Regardless, yesterday I went through some setup steps. There are thousands of emails in my Junk folder (whether they were there before yesterday or not it’s hard to say). But to your point about yesterday’s Log screenshot, the Large Inbox error was by far the most frequent error log before yesterday. In Today’s Log, that error doesn’t show at all so I may have done something right.
Since yesterday’s setup, my Inbox is spam free. 13 spam emails made it to my Junk folder successfully in the past 12 hours.(!)

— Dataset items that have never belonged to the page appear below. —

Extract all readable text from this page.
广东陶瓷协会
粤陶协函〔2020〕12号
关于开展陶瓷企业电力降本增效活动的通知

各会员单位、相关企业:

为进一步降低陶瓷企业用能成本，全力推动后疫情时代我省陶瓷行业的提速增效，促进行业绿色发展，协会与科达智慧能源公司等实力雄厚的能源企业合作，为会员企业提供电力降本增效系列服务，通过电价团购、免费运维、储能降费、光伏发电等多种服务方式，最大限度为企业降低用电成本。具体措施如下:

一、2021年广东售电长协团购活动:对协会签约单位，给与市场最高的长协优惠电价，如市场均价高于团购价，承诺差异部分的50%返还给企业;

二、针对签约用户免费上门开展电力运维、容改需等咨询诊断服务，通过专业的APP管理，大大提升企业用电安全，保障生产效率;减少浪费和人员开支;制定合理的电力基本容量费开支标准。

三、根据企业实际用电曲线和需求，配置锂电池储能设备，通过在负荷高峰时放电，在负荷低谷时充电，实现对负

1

But now my other Rules for auto-sorting certain emails into specific folders aren’t working. I’ll try unchecking “Do not apply other Rules…” option on the InboxSpamSieve Rule.
Today’s much cleaner Log shown here…
That new Log shows that a 5:50am email from AVTechnologySmartBrief was correctly predicted as Spam… and I’ve confirmed it’s in the Junk folder (yay!). Please ignore that question in the screenshot about the Vegas email… I found it… it was from a different time of day than the log.
So to answer your question, the log window shows that prior to yesterday (on 8/19), some emails were properly flagged as Spam and I’ve confirmed that those 8/19 emails were moved to the Junk folder (I’m just not certain of when they were moved).
I’m going to do some more manual training (plus uncheck “Do not apply other Rules…” on InboxSpamSieve) and see what happens.
THANK YOU FOR ALL OF YOUR HELP
I’m a true believer in this software!!!
Great!
I do not recommend that. If you want to file messages without having SpamSieve filter them, you can put those rules above the SpamSieve rule. If you do want SpamSieve to filter them, you can set up multiple InboxSpamSieve folders and rules as described here.
Or you can leave your filing rules as-is, reduce the number of messages in your inbox, and use the regular Outlook filtering setup instead of the one for large inboxes.
The date for the Predicted: Spam log entry is when they were moved.
Moving InboxSpamSieve Rule to the bottom. I won’t even tell you what happened when I unchecked “Do not apply other Rules…” as you probably already know. Switching it back on.